Probiotics, the healthy bacteria in yogurt and supplements, could do more than help your digestive system -- a new review of studies show they could also help to stave off colds.
Chinese researchers analyzed 10 studies that gave probiotics, a placebo or no treatment for more than a week to a combined total of 3,451 study participants whose ages ranged from infancy to adulthood (40s). They found that taking probiotics could help reduce the number of upper respiratory tract infections by 12 percent.
"This indicates that probiotics may be more beneficial than placebo for preventing acute URTIs," researchers wrote in The Cochrane Library review. "However, the results have some limitations and there were no data for older people."
MedPage Today reported a possible reason why probiotics could help against colds:
Probiotics, which most commonly include lactic acid bacteria and bifidobacteria, may exert their immune-boosting effect by bolstering gut wall integrity and amping up activity of phagocytes, Dong's group explained.

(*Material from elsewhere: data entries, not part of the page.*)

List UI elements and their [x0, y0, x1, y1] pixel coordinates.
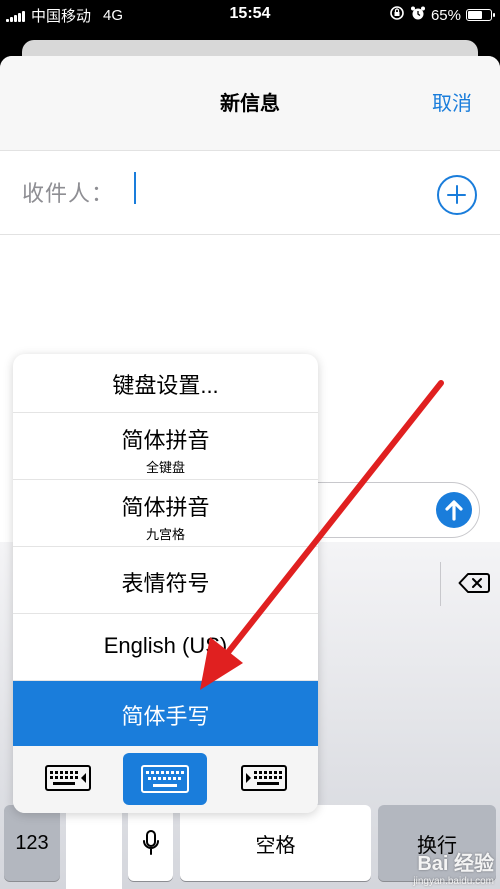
menu-item-english[interactable]: English (US)	[13, 614, 318, 681]
keyboard-position-bar	[13, 746, 318, 813]
menu-item-label: 简体拼音	[121, 428, 210, 453]
watermark-url: jingyan.baidu.com	[413, 876, 494, 887]
battery-fill	[468, 11, 483, 19]
orientation-lock-icon	[389, 5, 405, 25]
menu-item-emoji[interactable]: 表情符号	[13, 547, 318, 614]
numbers-key[interactable]: 123	[4, 805, 60, 881]
menu-item-label: 简体拼音	[121, 495, 210, 520]
cancel-button[interactable]: 取消	[432, 87, 472, 116]
keyboard-right-icon	[241, 765, 287, 791]
delete-key[interactable]	[458, 572, 490, 594]
menu-item-label: 简体手写	[121, 704, 210, 729]
menu-item-label: 表情符号	[121, 571, 210, 596]
backspace-icon	[458, 573, 490, 593]
input-method-menu: 键盘设置... 简体拼音 全键盘 简体拼音 九宫格 表情符号 English (…	[13, 354, 318, 813]
keyboard-full-icon	[141, 765, 189, 793]
recipient-label: 收件人：	[22, 181, 115, 206]
menu-item-sublabel: 九宫格	[145, 527, 185, 542]
recipient-row[interactable]: 收件人：	[0, 152, 500, 235]
keyboard-divider	[440, 562, 441, 606]
menu-item-handwriting[interactable]: 简体手写	[13, 681, 318, 746]
menu-item-label: English (US)	[103, 633, 228, 658]
dictation-key[interactable]	[128, 805, 173, 881]
nav-bar: 新信息 取消	[0, 56, 500, 151]
baidu-watermark: Bai 经验 jingyan.baidu.com	[413, 847, 494, 887]
add-contact-button[interactable]	[437, 175, 477, 215]
arrow-up-icon	[445, 500, 463, 521]
alarm-icon	[410, 5, 426, 25]
status-right: 65%	[389, 5, 495, 25]
send-button[interactable]	[436, 492, 472, 528]
menu-item-keyboard-settings[interactable]: 键盘设置...	[13, 354, 318, 413]
full-keyboard-button[interactable]	[123, 753, 207, 805]
menu-item-label: 键盘设置...	[112, 373, 219, 398]
text-cursor	[134, 172, 136, 204]
page-title: 新信息	[220, 93, 280, 115]
menu-item-sublabel: 全键盘	[145, 460, 185, 475]
left-keyboard-button[interactable]	[43, 758, 93, 798]
battery-icon	[466, 9, 495, 21]
space-key[interactable]: 空格	[180, 805, 371, 881]
microphone-icon	[142, 830, 159, 855]
menu-item-pinyin-qwerty[interactable]: 简体拼音 全键盘	[13, 413, 318, 480]
right-keyboard-button[interactable]	[239, 758, 289, 798]
watermark-brand: Bai 经验	[417, 853, 494, 875]
menu-item-pinyin-10key[interactable]: 简体拼音 九宫格	[13, 480, 318, 547]
keyboard-left-icon	[45, 765, 91, 791]
battery-percent: 65%	[430, 6, 461, 24]
status-bar: 中国移动 4G 15:54 65%	[0, 0, 500, 30]
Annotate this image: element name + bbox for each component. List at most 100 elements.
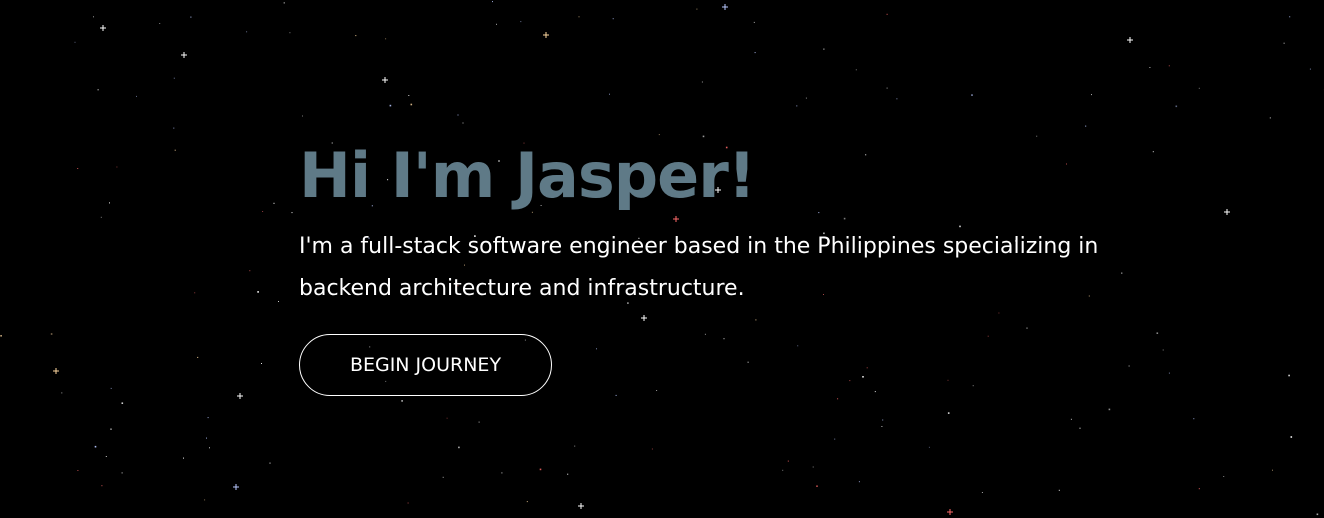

Past studies have shown that probiotics could help relieve the symptoms from irritable bowel syndrome, though more research needs to be done on what kind of how many doses of probiotics are needed for a sustained benefit (since IBS is a chronic condition).
A Cochrane review also shows that probiotics could help to reduce the length of time people suffer from acute infectious diarrhea. But just as in the other study, more research is needed to find the right kind of probiotic to be used as a treatment.
Probiotics have also shown some promise for treating bad breath, reported HuffPost blogger Dr. Harold Katz.
Last year, a Pediatrics study showed that probiotics could also help stave off diarrhea in kids when they are taking antibiotics that can cause diarrhea as a side effect. However, there were many caveats to the study; for one, kids whose immune systems are compromised or who are using intravenous catheters shouldn't use probiotics because they could risk a serious infection, the Associated Press reported.
A recent animal study in the journal Proceedings of the National Academy of Sciences has also shown that probiotics in dairy could aid in treating anxiety and depression, the Daily Mail reported.